James Anderson has said that England cannot afford to get carried away by the hype of the first npower Test win at Lord’s.
“Lord’s has gone now,” he said. “We enjoyed that last day, enjoyed winning.
“I think in that second innings, to create the pressure we did without the ball doing a great deal – I think a few kept low, but the wicket was still pretty good – was fantastic, and probably up there with Australia if not better than we performed in Australia.“
“We’re concentrating completely on Friday morning and that first hour here,” the Lancashire seamer continued.
“If we keep playing good cricket and concentrate on the little things that get us there, we hope the end product will be becoming the number one team in the world. It’s an overriding goal, but it’s not something we go into each game thinking about.”

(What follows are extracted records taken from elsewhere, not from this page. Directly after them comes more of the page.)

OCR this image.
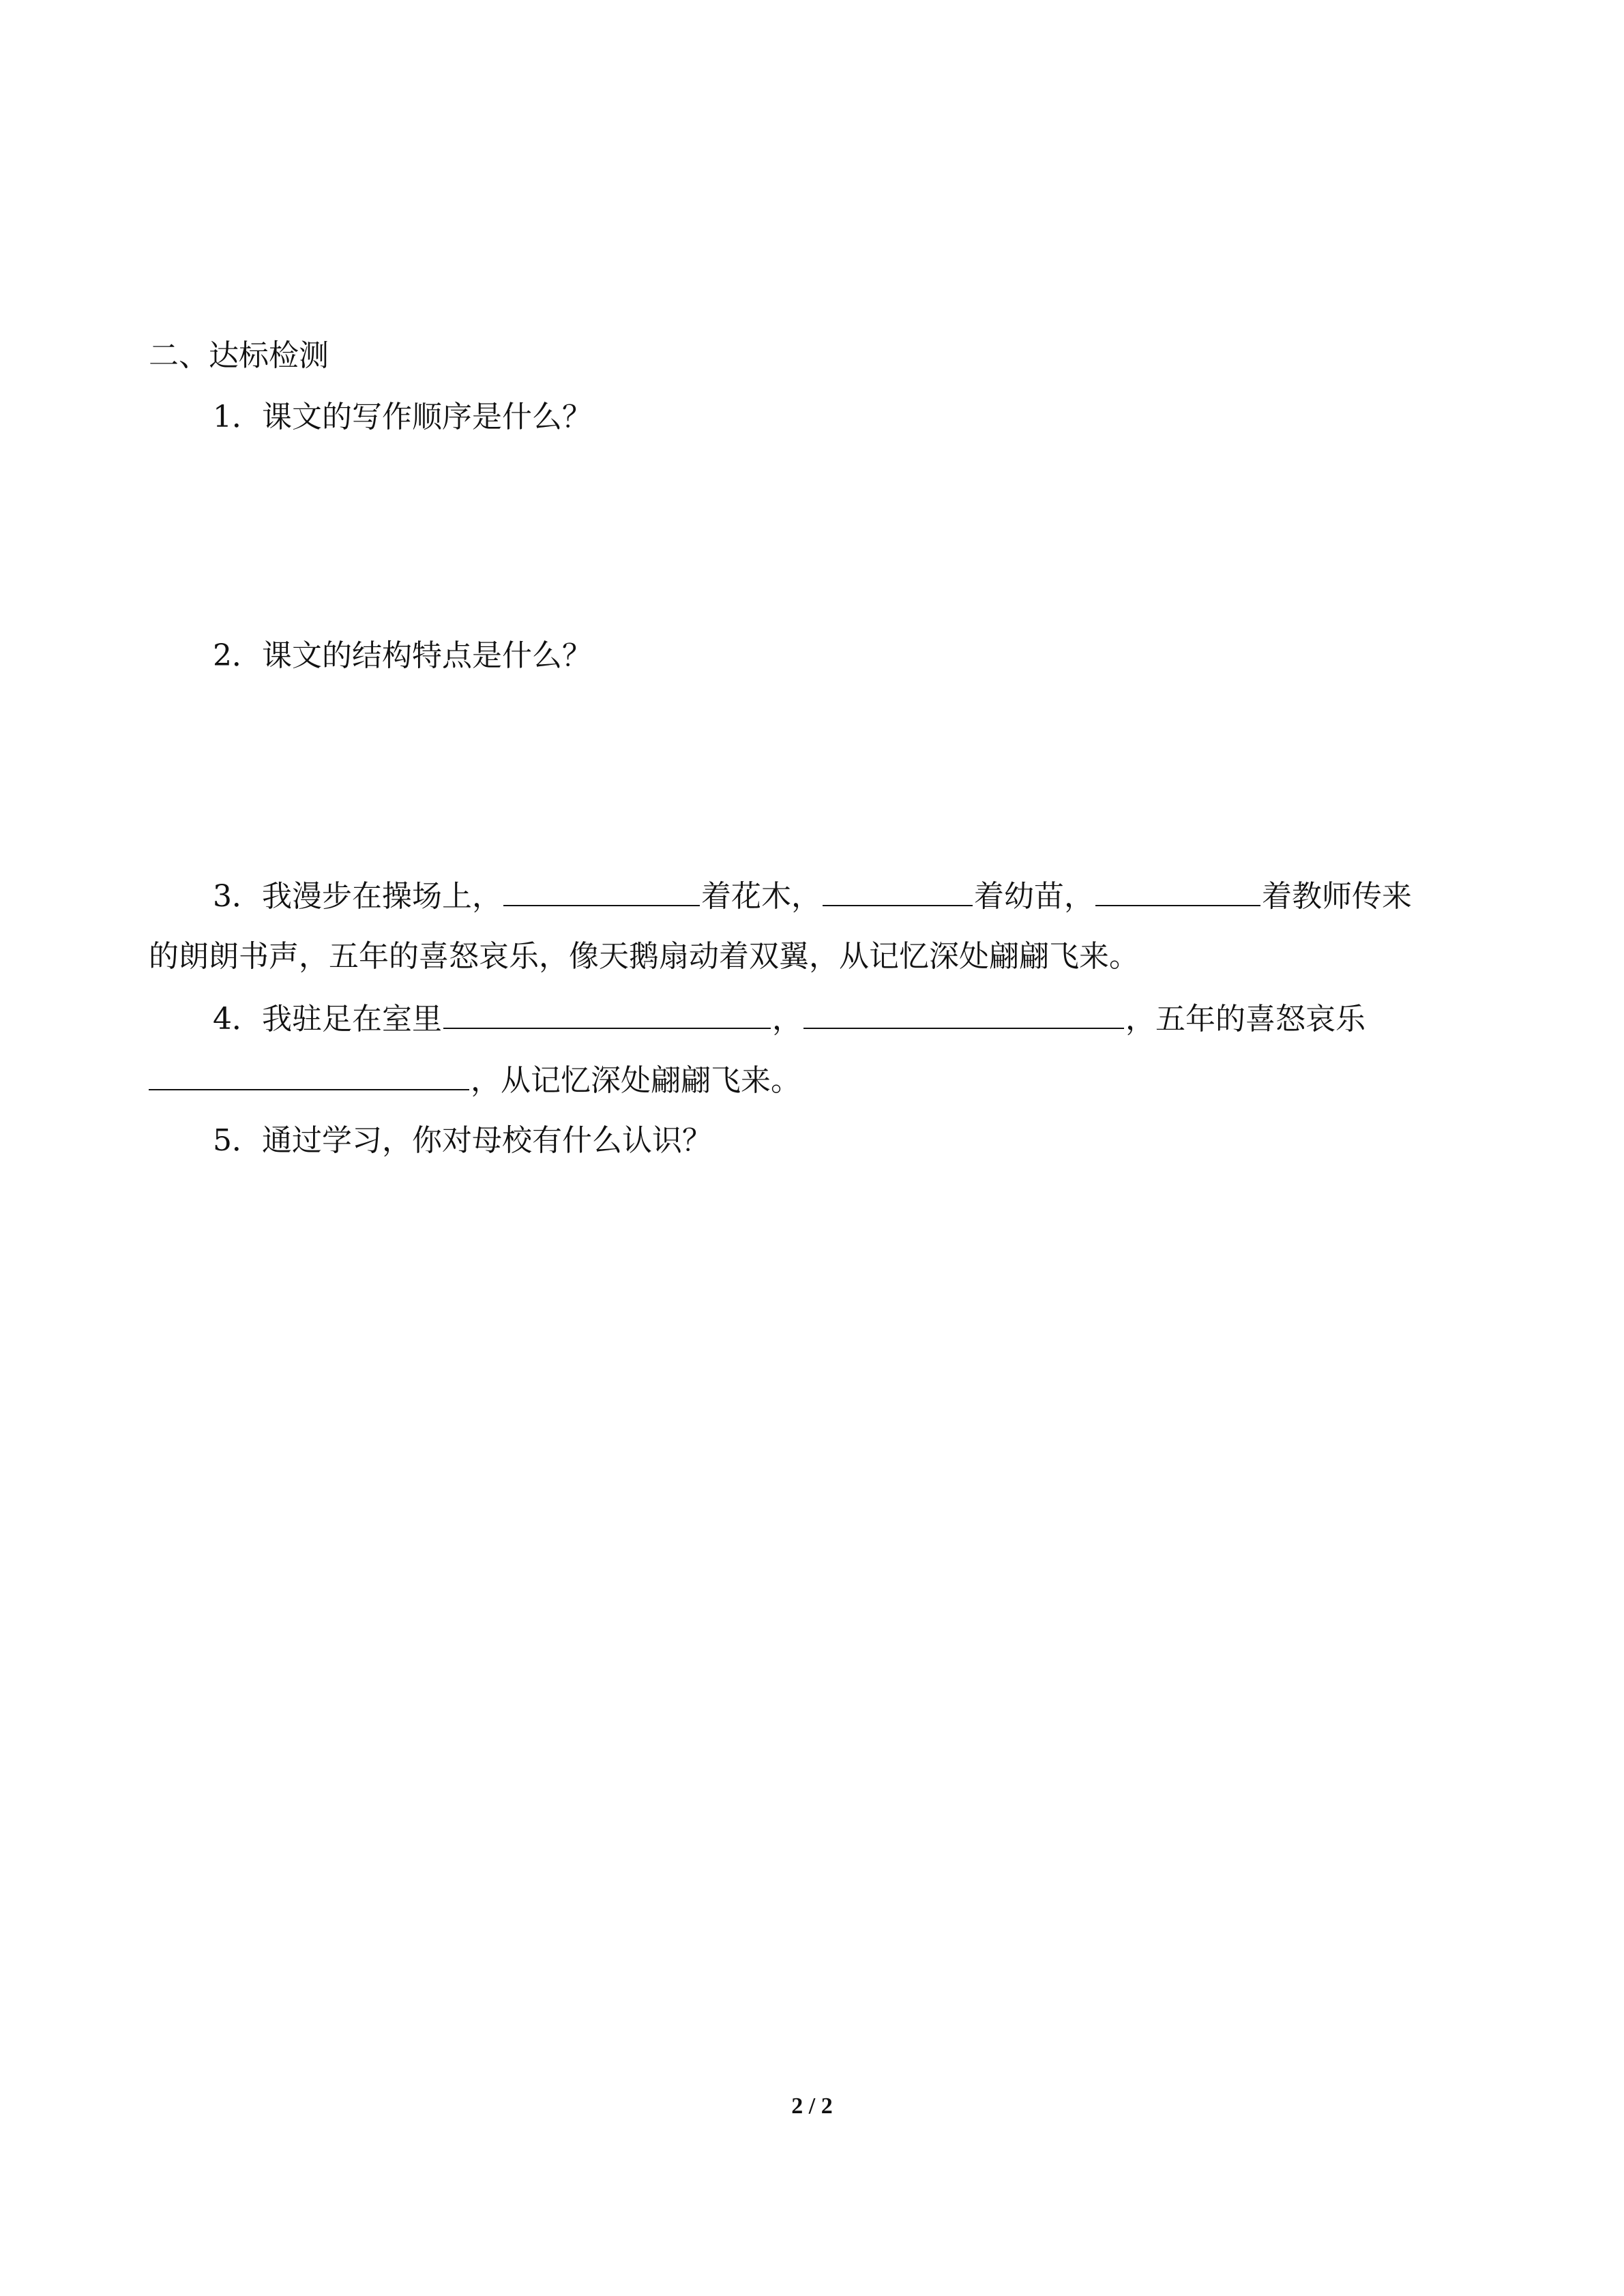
二、达标检测
1．课文的写作顺序是什么？
2．课文的结构特点是什么？
3．我漫步在操场上，	着花木，	着幼苗，	着教师传来
的朗朗书声，五年的喜怒哀乐，像天鹅扇动着双翼，从记忆深处翩翩飞来。
4．我驻足在室里	，	，五年的喜怒哀乐
，从记忆深处翩翩飞来。
5．通过学习，你对母校有什么认识？
2 / 2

“We know we’re playing really, really good cricket at the moment. Everyone’s chipping in – and if we need someone to step up generally someone is doing that, whether it’s Matt (Prior) and Broady [Stuart Broad] in the second innings (at Lord’s) with the bat or Broady with the ball,” added Anderson.
“We’re trying to improve each day, as individuals and as a team. If we can do that, we know we can do great things.”
Anderson will lead the pace attack at a venue for which he has an uncanny liking.
“It’s nice to play at a ground where you’ve had success before. But on Friday I won’t be thinking about my past successes; I’ll be thinking about bowling well in this match against that Indian team,” he said.
“We saw five days of a ground sold out. That’s exciting in itself – there’s not been many day fives in Test matches in England sold out in recent years, other than the Ashes,” added Anderson.
“We hope people are getting excited about it, because we’re certainly getting excited about it.”
Anderson, up to second in the world rankings for Test bowlers, has often made it his business to see off India’s master batsman Sachin Tendulkar.
He has got him out out six times already in Test cricket, but does not necessarily see it as a specific part of his brief to add to that sequence.
“He’s obviously a key wicket for their team, similar to a (Ricky) Ponting for Australia,” he said. “When you get him out you know it’s a key dismissal, so we know we’ve got to be on top of our game to do that.
“He’s the sort of player who, I’m sure, isn’t thinking about that when he’s batting – and I’m not thinking about it when I’m bowling. I’m not bothered whether it’s me who comes out on top but I hope we do as a group.”